アナログディスク全盛時代、カートリッジを複数個もつ人は特に珍しいことではなく、
オーディオマニアであればそれが当然のことでもあった。

私がオーディオにこれほどのめり込むきっかけとなった「五味オーディオ教室」には、こう書いてあった。
     *
 ある程度のメーカー品であれば、カートリッジひとつ替えてみたところでレコード鑑賞にさほど違いがあるわけはない、とウソぶく者が時おりいる。
 レコード音楽を鑑賞するのは本当はナマやさしいことではないので、名曲を自宅でたっぷり鑑賞しようとなんらかの再生装置を家庭に持ち込んだが最後、ハイ・フィデリティなる名のドロ沼に嵌まり込むのを一応、覚悟せねばならぬ。
 一朝一夕にこのドロ沼から這い出せるものでないし、ドロ沼に沈むのもまた奇妙に快感が伴うのだからまさに地獄だ。

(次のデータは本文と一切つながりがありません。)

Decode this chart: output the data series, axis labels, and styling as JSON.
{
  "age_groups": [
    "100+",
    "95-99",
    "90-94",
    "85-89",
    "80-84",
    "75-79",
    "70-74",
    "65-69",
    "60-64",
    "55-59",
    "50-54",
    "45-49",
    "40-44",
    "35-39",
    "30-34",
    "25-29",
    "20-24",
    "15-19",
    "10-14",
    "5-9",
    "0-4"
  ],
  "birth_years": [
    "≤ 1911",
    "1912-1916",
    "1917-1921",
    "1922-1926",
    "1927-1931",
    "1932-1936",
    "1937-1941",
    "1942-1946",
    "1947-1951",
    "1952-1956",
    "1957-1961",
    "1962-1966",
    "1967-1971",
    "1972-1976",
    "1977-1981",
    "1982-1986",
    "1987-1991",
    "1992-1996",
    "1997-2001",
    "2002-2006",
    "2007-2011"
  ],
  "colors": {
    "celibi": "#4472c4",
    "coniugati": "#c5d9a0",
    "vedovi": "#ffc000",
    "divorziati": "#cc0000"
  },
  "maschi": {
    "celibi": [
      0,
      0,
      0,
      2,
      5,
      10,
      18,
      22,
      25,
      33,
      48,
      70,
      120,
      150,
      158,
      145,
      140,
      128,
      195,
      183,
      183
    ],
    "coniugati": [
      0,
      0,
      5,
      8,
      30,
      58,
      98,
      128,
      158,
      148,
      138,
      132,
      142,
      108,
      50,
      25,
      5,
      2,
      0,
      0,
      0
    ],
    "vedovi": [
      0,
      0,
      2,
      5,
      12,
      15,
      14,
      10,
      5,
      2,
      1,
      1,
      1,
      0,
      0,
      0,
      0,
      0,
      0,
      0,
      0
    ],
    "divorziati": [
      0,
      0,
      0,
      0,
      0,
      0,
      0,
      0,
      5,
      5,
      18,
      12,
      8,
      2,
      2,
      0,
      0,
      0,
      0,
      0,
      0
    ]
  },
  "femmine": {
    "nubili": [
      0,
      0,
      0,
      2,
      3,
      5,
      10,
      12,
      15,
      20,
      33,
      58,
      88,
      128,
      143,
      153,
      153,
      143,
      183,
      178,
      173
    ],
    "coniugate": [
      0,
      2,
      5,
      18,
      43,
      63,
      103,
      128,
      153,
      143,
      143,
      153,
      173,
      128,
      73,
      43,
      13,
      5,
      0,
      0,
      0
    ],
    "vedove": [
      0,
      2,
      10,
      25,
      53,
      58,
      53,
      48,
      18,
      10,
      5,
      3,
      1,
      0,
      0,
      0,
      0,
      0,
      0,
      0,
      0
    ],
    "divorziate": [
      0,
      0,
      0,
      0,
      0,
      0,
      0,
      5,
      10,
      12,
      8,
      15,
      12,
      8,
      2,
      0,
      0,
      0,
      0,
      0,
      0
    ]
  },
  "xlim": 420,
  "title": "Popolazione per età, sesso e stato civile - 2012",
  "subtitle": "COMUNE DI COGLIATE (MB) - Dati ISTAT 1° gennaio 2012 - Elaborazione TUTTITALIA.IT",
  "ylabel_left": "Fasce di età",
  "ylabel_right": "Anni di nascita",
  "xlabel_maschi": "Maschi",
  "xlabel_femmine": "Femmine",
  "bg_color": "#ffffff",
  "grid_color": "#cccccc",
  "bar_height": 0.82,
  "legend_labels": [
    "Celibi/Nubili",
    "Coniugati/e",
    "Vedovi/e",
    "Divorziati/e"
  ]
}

スピーカーを替えアンプを替え、しかも一度よいものと替えた限り、旧来のは無用の長物と化し、他人に遣るか物置にでもぶち込むより能がない。
 ある楽器の一つの音階がよりよくきこえるというだけで、吾人は狂喜し、満悦し、有頂天となってきた。そういう体験を経ずにレコードを語れる者は幸いなるかなだ。
 そもそも女房がおれば外に女を囲う必要はない、そういう不経済は性に合わぬと申せるご仁なら知らず、女房の有無にかかわりなく美女を見初めれば食指の動くのが男心である。十ヘルツから三万ヘルツまでゆがみなく鳴るカートリッジが発売されたと聞けば、少々、無理をしてでも、やっぱり一度は使ってみたい。オーディオの専門書でみると、ピアノのもっとも高い音で四千ヘルツ、これに倍音が伴うが、それでも一万五千ヘルツぐらいまでだろう。楽器でもっとも高音を出すのはピッコロやヴァイオリンではなく、じつはこのピアノなので、ピッコロやオーボエ、ヴァイオリンの場合はただ倍音が二万四千ヘルツくらいまでのびる。
 一番高い鍵を敲かねばならぬピアノ曲が果たして幾つあるだろう。そこばかり敲いている曲でも一万五千ヘルツのレンジがあれば鑑賞するには十分なわけで、かつ、人間の耳というのがせいぜい一万四、五千ヘルツ程度の音しか聴きとれないとなれば、三万ヘルツまでフラットに鳴る部分品がどうして必要か——と、したり顔に反駁した男がいたが、なにごとも理論的に割切れると思い込む一人である。
 世の中には男と女しかいない、その男と女が寝室でやることはしょせんきまっているのだから、汝は相手が女でさえあれば誰でもよいのか? そう私は言ってやった。女も畢竟楽器の一つという譬え通り、扱い方によってさまざまなネ色を出す。その微妙なネ色の違いを引き出したくてつぎつぎと別な女性を男は求める。同じことだ。たしかに四千ヘルツのピアノの音がAのカートリッジとBのとでは違うのだから、どうしようもない。
     *
この文章についていた見出しは「よい部品を求めるのは、女体遍歴に通ず」だった。
「なにごとも理論的に割切れると思い込む」人は、
カートリッジを複数個もつことは、無駄なことでしかなかったはず。
いまならカートリッジはヘッドフォン、イヤフォンに置き換えることができる。

カートリッジにしても、ヘッドフォン、イヤフォンも場所はそれほどとらない。
これがアンプ、さらにはスピーカーシステムとなると、場所もとる。
それでもアンプもスピーカーも複数所有している人はいるし、
所有したいと思っている人はもっと多いだろう。

オーディオに関心のない人からすれば、いいモノをひとつ選んで他は処分すればいいのに……、となる。
確かにアンプにしてもスピーカーにしても複数所有することは機能の重複である。
そんなことはオーディオマニアはわかっている。

それでも複数所有するのは、性能の重複ではないからだ。
重複するのは何なのか。
ここのところを、はっきりと家族に理解してもらうのは大事なことだ。